Ches Smith – Interpret It Well (2022)
On reste dans les albums de batteur, mais cette fois-ci le registre est très différent. On connaît Ches Smith pour son appartenance au Marc Ribot's Ceramic Dog ainsi que pour ses participations à des albums de Mary Halvorson ainsi que pour la multitude de projets auxquels il a prêté la main, mais on ne l’attendait pas forcément en leader dans un tel environnement.
Le voici en tant que batteur, vibraphoniste, auteur et musicien invitant dans un projet de musique très « ouverte », en compagnie de fabuleux partenaires, Craig Taborn au piano, Mat Maneri à l’alto, pas au saxophone mais dans la famille des violons et Bill Frisell à la guitare. Bon, on est là face à quatre phénomènes, des improvisateurs émérites tous doués d’une énorme capacité d’écoute, ça en impose d’emblée.
Dès « Interpret It Well » la seconde pièce de l’album qui frôle les quatorze minutes ça jette, on comprend bien qu’il existe un canevas, une ligne suivie, mais ce qui s’impose avec intensité c’est la force des improvisations, après un départ hasardeux, un peu en errance, une force s’esquisse puis se dessine et emporte l’adhésion, dès que Bill Frisell contribue follement, de façon décisive.
Ces trajets labyrinthiques se retrouvent dans le titre suivant, « Mixed Metaphor » où les dialogues s’instruisent, entre vibraphone et piano par exemple, ou encore en y incorporant le silence qui joue avec le piano, l’alto et le vibraphone, célébrant un minimalisme qui préside dans l’espace introductif, avant qu’un rythme n'arrive vers l'avant et aspire l’habileté des solistes qui se conjuguent. Ainsi surgit de cette incertitude un motif puissant et dynamique, qui permet aux solistes d’exprimer leur singularité, Maneri et son alto tout d’abord, puis Taborn au piano.

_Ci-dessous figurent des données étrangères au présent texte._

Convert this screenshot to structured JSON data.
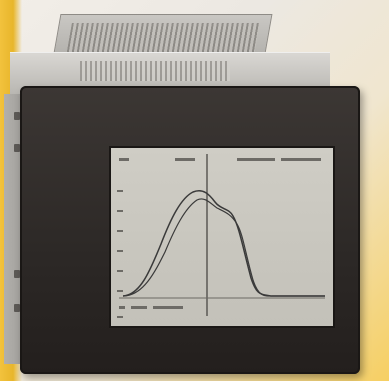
{
  "scene": {
    "subject": "panel-mount-instrument-display",
    "colors": {
      "background": "#efebe4",
      "brand_yellow": "#f2c23d",
      "bezel": "#2f2a28",
      "housing": "#b9b7b2",
      "screen": "#c9c7bf",
      "trace": "#3a3a3a"
    },
    "icons": [
      "vent-grille-icon",
      "mounting-screw-icon"
    ]
  }
}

L’absence de basse est encore une caractéristique ici, c’est à Ches Smith de palier, pourtant il préfère laisser l’air et l’espace vibrer sous les frémissements des cordes, alto et guitare se déploient de façon minimale, quelques notes de pianos se glissent, à ce schéma de départ succèdent piano et vibraphone ou guitare, plus rarement. Ces moments sont cruciaux et très suggestifs, presque sensuels, bien qu’ils soient sans thème, faits de presque rien, comme sur « Morbid » par exemple.
On le comprend ou on l’imagine, il y a peu de solide ici, l’immatériel, le volatile et l’éther sont de sortie. Plutôt que dire on suggère, et plutôt que faire, on esquisse. Libre est la musique et son chant s’envole, les rêves doucement prennent forment et s’évaporent presque aussi vite. On cherche Frisell qui arrive par éclipse, avec du juste, de l’essentiel, puis s’en va.
Ainsi s’écoule ce magnifique album qui reprendra bien vite le chemin de la platine. A noter, un Poster inclus avec l’œuvre de Raymond Pettibon dont une partie fait la pochette.